Roger Gill is the President of the International Hydropower Association (IHA). In an exclusive interview with REGlobal, he highlights how the hydropower sector is vital in driving the renewable energy transition in the world. Speaking from his experience in the renewable energy space spanning over four decades, he believes that existing investments and policies are not sufficient to meet the goals set out in the Paris Agreement and a bigger push will be needed in the future. Meanwhile, he emphasises the need to promote pumped storage hydropower systems in order to support and complement wind and solar power development. Edited excerpts of his interview …

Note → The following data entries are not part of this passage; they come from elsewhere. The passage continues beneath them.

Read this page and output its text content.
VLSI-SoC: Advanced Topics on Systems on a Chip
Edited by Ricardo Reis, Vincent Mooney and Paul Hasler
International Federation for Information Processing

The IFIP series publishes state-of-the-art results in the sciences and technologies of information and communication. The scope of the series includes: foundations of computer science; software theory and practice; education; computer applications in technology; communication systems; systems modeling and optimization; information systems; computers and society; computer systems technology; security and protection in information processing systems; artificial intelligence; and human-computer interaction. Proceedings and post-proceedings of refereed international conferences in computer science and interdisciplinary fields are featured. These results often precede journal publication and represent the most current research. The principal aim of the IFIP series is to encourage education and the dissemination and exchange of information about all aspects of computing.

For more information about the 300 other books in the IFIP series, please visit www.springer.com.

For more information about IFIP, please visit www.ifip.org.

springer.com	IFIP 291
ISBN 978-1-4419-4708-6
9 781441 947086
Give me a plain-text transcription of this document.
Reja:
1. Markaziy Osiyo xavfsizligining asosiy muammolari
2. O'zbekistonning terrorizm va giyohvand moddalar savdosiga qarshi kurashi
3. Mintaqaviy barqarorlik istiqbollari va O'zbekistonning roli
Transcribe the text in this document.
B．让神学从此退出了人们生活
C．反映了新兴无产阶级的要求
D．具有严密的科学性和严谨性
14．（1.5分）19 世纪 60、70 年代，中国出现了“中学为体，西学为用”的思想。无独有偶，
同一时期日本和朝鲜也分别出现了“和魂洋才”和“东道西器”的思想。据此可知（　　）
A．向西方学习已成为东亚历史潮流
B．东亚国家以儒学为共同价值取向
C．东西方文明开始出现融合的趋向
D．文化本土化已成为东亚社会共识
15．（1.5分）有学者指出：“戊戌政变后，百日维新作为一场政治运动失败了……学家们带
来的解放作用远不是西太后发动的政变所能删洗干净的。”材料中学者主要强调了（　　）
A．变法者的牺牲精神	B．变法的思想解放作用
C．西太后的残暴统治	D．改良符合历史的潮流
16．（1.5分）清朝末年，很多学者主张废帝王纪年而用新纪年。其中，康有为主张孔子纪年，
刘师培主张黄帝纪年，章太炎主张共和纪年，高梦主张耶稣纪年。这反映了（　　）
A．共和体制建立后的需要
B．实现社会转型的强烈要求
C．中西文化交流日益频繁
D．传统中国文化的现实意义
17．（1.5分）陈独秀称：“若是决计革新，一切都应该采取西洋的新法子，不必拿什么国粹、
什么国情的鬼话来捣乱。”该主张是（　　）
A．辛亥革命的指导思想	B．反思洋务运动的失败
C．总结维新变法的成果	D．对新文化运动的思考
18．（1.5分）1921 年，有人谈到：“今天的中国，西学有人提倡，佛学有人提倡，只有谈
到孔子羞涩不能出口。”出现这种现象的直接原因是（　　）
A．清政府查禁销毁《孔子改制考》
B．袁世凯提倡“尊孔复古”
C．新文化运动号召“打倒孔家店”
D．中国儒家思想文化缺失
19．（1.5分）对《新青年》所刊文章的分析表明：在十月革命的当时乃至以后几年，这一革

How has the pandemic impacted hydropower project development globally?
On the operations front, since there are relatively fewer people operating large hydro plants, they have been able to sustain electricity generation throughout the Covid period, demonstrating their resilience. In fact, hydropower has proved to be a strong support to grid management. Take for example the case in India when hydropower played a key role in providing flexibility and restoring electricity during a 9-minute power switch-off in April 2020, when demand fell by a staggering 31 gigawatts (GW).
In terms of project development, where one needs to have a lot of initial resources on site, these have been difficult times. The necessity for social distancing and the challenge to obtain finance in these times have put a dent in the growth of the sector. We are waiting for the results to come through, but I think we will see a dip in new project growth.
“Last year, the global hydropower sector recorded a growth rate of 1.2 per cent in installed capacity, but an increase of 2.5 per cent in terms of actual electricity generation. We have to wait to see the quantifiable impact of Covid on growth this year.”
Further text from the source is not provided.